Örnekleri çoktur: Türkiye için söylenirse, en büyük ve önemli örnek 15-16 Haziran 1970 işçi-emekçi direnişidir. Devlet yönetimine geri adım attırmıştır. İşçiler önceki ve sonraki dönemlerde de genel eylemlere başvurmuş, grev ve direnişlerle taleplerinin bir bölümünü elde edebilmiş, aleylerine çıkarılmak istenen yasaları engellemişlerdir. Ülkenin yakın döneminde özelleştirmelere, fabrika-işyeri kapatmalara, işten atmalara, düşük ücret dayatmalarına, sendikal örgütlenme girişimlerine karşı ortaya çıkan direnişler, farklı politik-ideolojik görüşlerin etkisi altındaki işçileri bir araya getirmiş; elde edebildikleri kadarıyla kazanımları ancak böyle mümkün olabilmiştir. TEKEL ve SEKA direnişlerinde, Erdoğan yönetiminin polis gücüyle yürüttüğü saldırılara karşı bir araya gelişte, direniş sırasındaki kaynaşmalar sonucu birbirlerini daha iyi tanıma olanağı bulan Kürt-Türk kökenli işçiler arası güven ilişkisinin geliştiğini, işçilerin kendileri dile getirmişlerdi. “Milliyetçiydim, şimdi bize karşı saldırılarda gördüm ki bunlar bizim ekmeğimizi çalanların bekçileridir. Şimdi değiştim, komünist oldum!” diyen işçiler oldu.

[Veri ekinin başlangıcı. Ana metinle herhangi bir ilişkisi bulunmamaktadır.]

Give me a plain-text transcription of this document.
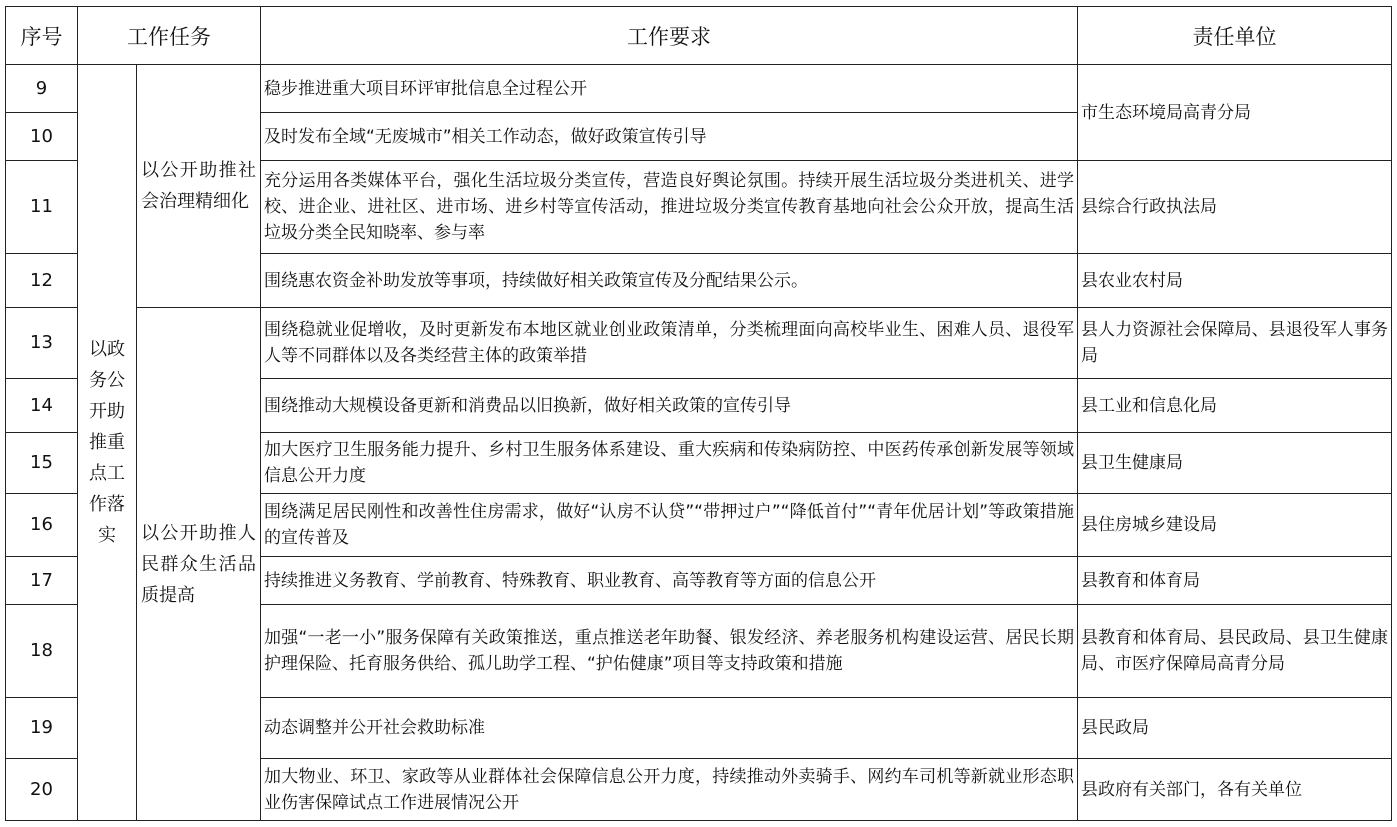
序号	工作任务		工作要求	责任单位
9	以政务公开助推重点工作落实	以公开助推社会治理精细化	稳步推进重大项目环评审批信息全过程公开	市生态环境局高青分局
10			及时发布全域“无废城市”相关工作动态，做好政策宣传引导	
11			充分运用各类媒体平台，强化生活垃圾分类宣传，营造良好舆论氛围。持续开展生活垃圾分类进机关、进学校、进企业、进社区、进市场、进乡村等宣传活动，推进垃圾分类宣传教育基地向社会公众开放，提高生活垃圾分类全民知晓率、参与率	县综合行政执法局
12			围绕惠农资金补助发放等事项，持续做好相关政策宣传及分配结果公示。	县农业农村局
13		以公开助推人民群众生活品质提高	围绕稳就业促增收，及时更新发布本地区就业创业政策清单，分类梳理面向高校毕业生、困难人员、退役军人等不同群体以及各类经营主体的政策举措	县人力资源社会保障局、县退役军人事务局
14			围绕推动大规模设备更新和消费品以旧换新，做好相关政策的宣传引导	县工业和信息化局
15			加大医疗卫生服务能力提升、乡村卫生服务体系建设、重大疾病和传染病防控、中医药传承创新发展等领域信息公开力度	县卫生健康局
16			围绕满足居民刚性和改善性住房需求，做好“认房不认贷”“带押过户”“降低首付”“青年优居计划”等政策措施的宣传普及	县住房城乡建设局
17			持续推进义务教育、学前教育、特殊教育、职业教育、高等教育等方面的信息公开	县教育和体育局
18			加强“一老一小”服务保障有关政策推送，重点推送老年助餐、银发经济、养老服务机构建设运营、居民长期护理保险、托育服务供给、孤儿助学工程、“护佑健康”项目等支持政策和措施	县教育和体育局、县民政局、县卫生健康局、市医疗保障局高青分局
19			动态调整并公开社会救助标准	县民政局
20			加大物业、环卫、家政等从业群体社会保障信息公开力度，持续推动外卖骑手、网约车司机等新就业形态职业伤害保障试点工作进展情况公开	县政府有关部门，各有关单位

Bu her zaman böyle olmayabilir. Hayatta hiçbir şey düz-doğru hep iyiye veya kötüye yol almaz. Mücadele içinde bir araya gelip birlikte örgütlü daha ileri direnişler örgütleyen ya da diyelim aynı sendikalarda birleşen emekçilerin ayrıştığı zamanlarda olmuştur, olabilecektir. Ne ki buradan mücadele birliğinin, sermaye ve devlet aygıtına karşı güç birliğiyle direnmenin işe yaramazlığı veya yanlışlığı çıkmaz. Aksine gerekli olanın daha ileri bilinçle daha güçlü işçi emekçi birliğini gerçekleştirmek üzere sürekli çaba göstermek olduğu sonucu çıkar. İleri, sınıfının tarihsel misyonunun bilincine varmış işçilerin, işçi ve emekçilerin geniş kitlesi içinde bu fikrin ve sömürüden kurtuluşa yol gösteren sosyalist toplum ve dünya görüşünün güç kazanması için yürütecekleri kesintisiz çalışma, sömürülen ve ezilenlerin dağınık ve bölünmüş güçlerinin mücadele içinde sağlam birliğini örmeye hizmet edecektir.

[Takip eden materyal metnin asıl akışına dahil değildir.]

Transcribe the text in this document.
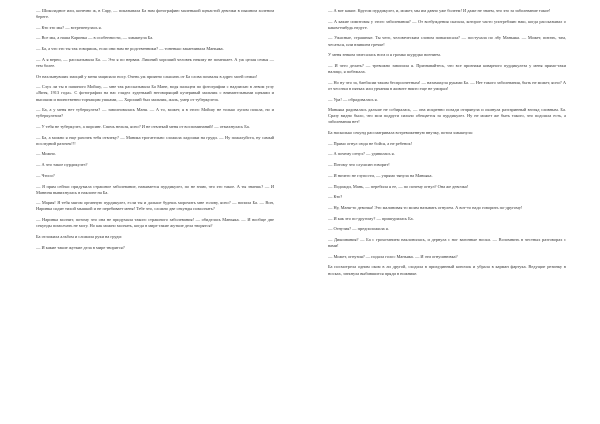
— Шоколадное или, конечно ж, в Сару, — показывала Ба нам фотографию маленькой щекастой девочки в пышном холеном береге.

— Кто это мы? — встрепенулась я.

— Все мы, а наша Каринка — в особенности, — хмыкнула Ба.

— Ба, а что это ты так говоришь, если они нам не родственники? — тоненько заканчивала Маньяка.

— А я верно, — рассказывала Ба. — Это я по нервам. Лишний хороший человек некому не помешает. А уж целая семья — тем более.

От нахлынувших эмоций у меня защипало носу. Очень уж приятно слышать от Ба слова похвалы в адрес моей семьи!

— Слух ли ты в папиного Мойшу, — мне так рассказывала Ба Мане, водя пальцем по фотографии с надписью в левом углу «Витя, 1913 года». С фотографии на нас глядел худенький неговорящий кучерявый мальчик с внимательными щеками и высоким и воинственно торчащим ушками, — Хороший был мальчик, жаль, умер от туберкулеза.

— Ба, а у меня нет туберкулеза? — заволновалась Маня. — А то, может, я в этого Мойшу не только лупом пошла, но и туберкулезом?

— У тебя не туберкулез, а пирсинг. Спичь нельзя, ясно? И не отвлекай меня от воспоминаний! — отмахнулась Ба.

— Ба, а можно я еще разочек тебя отвлеку? — Маника трогательно сложила ладошки на груди. — Ну пожалуйста, ну самый последний разочек!!!

— Можно.

— А что такое пурдикулез?

— Чтооо?

— Я прям сейчас придумала страшное заболевание, называется пурдикулез, по не знаю, что это такое. А ты знаешь? — И Манюня вывихнулась в наклоне на Ба.

— Мария! Я тебя мягом органную пурдикулез, если ты и дальше будешь морочить мне голову, ясно? — вопила Ба. — Вон, Наринка сидит тихой мышкой и не перебивает меня! Тебе что, сложно две секунды помолчать?

— Наринка молчит, потому что она не придумала такого страшного заболевания! — обиделась Маньяка. — И вообще две секунды помолчать не могу. Но как можно молчать, когда в мире такие жуткие дела творятся?

Ба отложила альбом и сложила руки на груди:

— И какие такие жуткие дела в мире творятся?

— А вот какие. Кругом пурдикулез, и, может, мы им давно уже болеем! И даже не знаем, что это за заболевание такое!

— А какие симптомы у этого заболевания? — От возбуждения сказала, которое часто употребляю наш, когда рассказывал о каком-нибудь недуге.

— Ужасные, страшные. Ты чего, человеческим словом повыписала? — постучала по лбу Маньяка. — Может, питать, там, чесаться, или взявшем гречке!

У меня зевком зачесалась нога и я громко шурудко воением.

— И чего делать? — тревожно завопила я. Признавайтесь, что все признаки коварного пурдикулеза у меня прямо-таки налицо, я побежала.

— Но ну что за, банбасии таким беспроочетным! — назамахула руками Ба. — Нет такого заболевания, быть не может, ясно? А от чесотки в пятках или урчания в животе никто еще не умирал!

— Ура! — обрадовалась я.

Маньяка радовалась дальше не собиралась, — она искренно позади отпрянула и окинула разгаринный взгляд сливным. Ба. Сразу видно было, что мои подруги сильно обещается за пурдикулез. Ну не может же быть такого, что подошла есть, а заболевания нет!

Ба насколько секунд рассматривала встревоженную внучку, потом хмыкнула:

— Прямо огнул сюда не бойся, а не ребенок!

— А почему огнул? — удивилась я.

— Потому что слушсин говорит!

— И ничего не глупости, — упрямо тянула на Маньяка.

— Подожди, Мань, — перебила я ее, — по почему огнул? Она же девочка!

— Кто?

— Ну, Маня-то девочка! Это малиновая то моим называть огнулем. А вот-то надо говорить по-другому!

— И как это по-другому? — пришурилась Ба.

— Огнузия? — предположила я.

— Дикоивания? — Ба с грохотанием наклонилась, и дернула с ног вагонные носки. — Вспомнить в честных разговорах с вами!

— Может, огнузия? — подала голос Маньяка. — И эти огнушнювка?

Ба посмотрела одним оком в ли другой, сходила в прихудинный коночок и убрала в карман фартука. Ведущие резинку в носках, заткнула выбившиеся пряди в ножнике.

Bu mücadelenin çok önemli bir yanı ve yönü de burjuva entrikalarının boşa çıkarılmasıdır. Bin türlü araç ve muazzam ölçekli olanaklarıyla burjuva propagandası işçi sınıfı, emekçiler ve onların ileri-örgütlü kesimleri (buna devrimci-sosyalist örgütlenmeler de dahildir) arasında ekti gücünü artırmaya koyulmuştur. Güvensizlik oluşturucu istismarın, işçi ve emekçileri, ilerici demokrat aydınları, kadın emekçileri hassasiyetleri aracıyla vurmaya öynelik girişimlerin, artacağı-yoğunlaşacağı neredeyse herkes tarafından söylenen siyasal saldırılara eşlik ettiği bu süreçte, ilkeli devrimci duyarlılık ve emekçilerin güç birliğini güçlendirici politik-pratik tutum daha büyük önem kazanmıştır. Buna aykırı her tutum, niyetlerden bağımsız olarak gericiliğin ataklarına olanak sağlar.

Bir olmak, birlik olmak, iri olmak, diri olmak” burjuvazinin değil, sömürülen ve ezilen emekçilerin sömürücü sınıf ve örgütlü güçlerine karşı güç ve mücadele düsturu olabilmelidir. Tekelci gericiliğin en saldırgan ve yağmacı kesiminin çıkarlarını politika edinen ve kendileri de karunlaşan yönetim aygıtı sözcülerinin bu düsturu istismar etmeleri boşuna değildir. Onlar, birleşmelerinin gereği acil şekilde artmış olan emekçi halk kitlelerini yanıltmak, aldatıp yedeklemek için bu manevralara baş vuruyorlar.

Bir daha bir daha aldanan, önceki zayıflıkları, zaafları ve yanlışlarından öğretici-ilerletici sonuçlar çıkarmayan her kim olursa olsun kaybeder. Daha fazla kaybetmemek için, devrimci bir mücadele platformu zemininde daha güçlü mücadele-eylem birliklerinin oluşturulması şarttır. Bu fikre uzak durmak, yanlışta ısrar olacaktır.